Notas de Elena | Jueves 16 de junio 2016 | La negación de Pedro | Escuela Sabática


Jueves 16 de junio: La negación de Pedro
Pedro siguió a su Señor después de la entrega, pues anhelaba ver lo que iban a hacer con Jesús; pero cuando lo acusaron de ser uno de sus discípulos, temió por su vida y declaró que no conocía al hombre. Se distinguían los discípulos de Jesús por la honestidad de su lenguaje, y para convencer a sus acusadores de que no era discípulo de Cristo, Pedro negó la tercera vez lanzando imprecaciones y juramentos. Jesús, que estaba a alguna distancia de Pedro, le dirigió una mirada triste de reconvención. Entonces el discípulo se acordó de las palabras que le había dirigido Jesús en el cenáculo, y también recordó que él había contestado diciendo: “Aunque todos se escandalicen de ti, yo nunca me escandalizaré”. Pedro acababa de negar a su Señor con imprecaciones y juramentos, pero aquella mirada de Jesús conmovió su corazón y lo salvó. Con amargas lágrimas se arrepintió de su grave pecado, se convirtió y estuvo entonces preparado para confirmar a sus hermanos (Primeros escritos, pp. 169, 170).
Los grandes hombres, y los que profesan ser sumamente buenos, pueden llevar a cabo obras terribles impulsados por su fanatismo y por lo exaltado del cargo que ocupan, y vanagloriarse al mismo tiempo de que están sirviendo a Dios. No conviene confiar en ellos. Usted y yo necesitamos a toda costa la verdad bíblica. Como los nobles bereanos, tenemos que escudriñar cada día las Escrituras con ferviente oración, para conocer la verdad, y entonces obedecerla a toda costa sin hacer caso de la opinión de los hombres grandes o buenos (Cada día con Dios, p. 319).
La vida en Cristo es una vida de reposo. Puede no haber éxtasis de la sensibilidad, pero debe haber una confianza continua y apacible. Vuestra esperanza no está en vosotros; está en Cristo. Vuestra debilidad está unida a su fuerza, vuestra ignorancia a su sabiduría, vuestra fragilidad a su eterno poder. Así que no debéis miraros a vosotros, ni depender de vosotros, mas mirad a Cristo. Pensad en su amor, en su belleza y en la perfección de su carácter. Cristo en su abnegación, Cristo en su humillación, Cristo en su pureza y santidad, Cristo en su incomparable amor: esto es lo que debe contemplar el alma. Amándole, imitándole, dependiendo enteramente de él, es como seréis transformados a su semejanza.
Jesús dice: “Permaneced en mí”. Estas palabras dan idea de descanso, estabilidad, confianza.
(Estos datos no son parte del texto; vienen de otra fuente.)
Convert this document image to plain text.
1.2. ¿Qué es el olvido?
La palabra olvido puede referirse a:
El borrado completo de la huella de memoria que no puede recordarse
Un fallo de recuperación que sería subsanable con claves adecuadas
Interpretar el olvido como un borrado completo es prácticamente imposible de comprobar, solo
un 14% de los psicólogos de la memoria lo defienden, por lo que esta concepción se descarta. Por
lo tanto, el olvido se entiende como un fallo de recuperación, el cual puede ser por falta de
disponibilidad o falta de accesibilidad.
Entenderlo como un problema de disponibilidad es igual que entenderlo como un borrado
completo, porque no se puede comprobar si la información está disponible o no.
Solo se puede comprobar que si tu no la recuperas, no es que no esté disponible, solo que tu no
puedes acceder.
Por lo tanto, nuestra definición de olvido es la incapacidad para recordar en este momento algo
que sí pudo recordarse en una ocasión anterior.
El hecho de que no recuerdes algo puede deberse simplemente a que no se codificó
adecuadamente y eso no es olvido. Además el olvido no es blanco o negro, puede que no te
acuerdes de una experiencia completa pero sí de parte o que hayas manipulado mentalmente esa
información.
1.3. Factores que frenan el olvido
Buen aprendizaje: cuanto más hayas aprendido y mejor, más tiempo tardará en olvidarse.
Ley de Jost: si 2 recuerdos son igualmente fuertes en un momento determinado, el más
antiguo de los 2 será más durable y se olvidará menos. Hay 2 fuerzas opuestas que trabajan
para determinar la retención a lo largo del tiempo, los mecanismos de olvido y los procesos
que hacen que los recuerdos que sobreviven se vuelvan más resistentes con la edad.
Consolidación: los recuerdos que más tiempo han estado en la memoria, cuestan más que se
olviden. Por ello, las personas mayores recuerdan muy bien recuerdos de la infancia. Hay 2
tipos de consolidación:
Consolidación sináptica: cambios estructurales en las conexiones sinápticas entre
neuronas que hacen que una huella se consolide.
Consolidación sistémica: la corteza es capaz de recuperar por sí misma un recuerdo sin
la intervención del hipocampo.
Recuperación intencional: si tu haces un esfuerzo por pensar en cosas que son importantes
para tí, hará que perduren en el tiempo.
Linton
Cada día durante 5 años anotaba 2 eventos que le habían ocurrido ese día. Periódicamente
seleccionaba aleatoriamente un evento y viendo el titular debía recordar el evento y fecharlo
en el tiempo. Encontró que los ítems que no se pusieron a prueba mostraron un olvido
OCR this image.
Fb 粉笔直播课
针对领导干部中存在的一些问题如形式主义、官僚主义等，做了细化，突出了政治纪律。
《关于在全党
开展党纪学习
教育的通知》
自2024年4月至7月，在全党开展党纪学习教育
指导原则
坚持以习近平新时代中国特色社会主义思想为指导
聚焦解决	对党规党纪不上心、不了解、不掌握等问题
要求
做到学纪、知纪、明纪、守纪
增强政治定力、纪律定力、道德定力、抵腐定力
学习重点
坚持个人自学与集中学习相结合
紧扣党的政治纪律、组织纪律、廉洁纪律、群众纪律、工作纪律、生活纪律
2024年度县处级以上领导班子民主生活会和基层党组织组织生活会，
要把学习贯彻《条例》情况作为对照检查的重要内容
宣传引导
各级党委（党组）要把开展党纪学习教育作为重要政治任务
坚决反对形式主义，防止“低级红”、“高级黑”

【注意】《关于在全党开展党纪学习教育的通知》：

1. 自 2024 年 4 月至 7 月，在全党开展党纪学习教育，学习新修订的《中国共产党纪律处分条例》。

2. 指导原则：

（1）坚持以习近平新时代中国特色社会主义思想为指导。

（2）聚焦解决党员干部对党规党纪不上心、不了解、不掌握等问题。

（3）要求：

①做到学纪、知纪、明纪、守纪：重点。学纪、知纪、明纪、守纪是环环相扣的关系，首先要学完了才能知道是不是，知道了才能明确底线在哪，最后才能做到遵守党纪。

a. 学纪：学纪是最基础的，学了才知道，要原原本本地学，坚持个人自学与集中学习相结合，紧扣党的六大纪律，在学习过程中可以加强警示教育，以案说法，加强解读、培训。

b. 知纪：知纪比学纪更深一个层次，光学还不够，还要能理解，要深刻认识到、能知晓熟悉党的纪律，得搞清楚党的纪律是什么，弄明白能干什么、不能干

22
También nos invita: “¡Venid a mí… y os daré descanso!” (Mateo 11:28). Las palabras del salmista expresan el mismo pensamiento: “Confía calladamente en Jehová, y espérale con paciencia”. E Isaías asegura que “en quietud y confianza será vuestra fortaleza” (Salmo 37:7; Isaías 30:15). Este descanso no se funda en la inactividad: porque en la invitación del Salvador la promesa de descanso está unida con el llamamiento al trabajo: “Tomad mi yugo sobre vosotros, y… hallaréis descanso” (Mateo 11:29). El corazón que más plenamente descansa en Cristo es el más ardiente y activo en el trabajo para él (El camino a Cristo, pp. 70, 71).

Viernes 17 de junio: Par estudiar y meditar
El Deseado de todas las gentes, pp. 636-646; 663-670.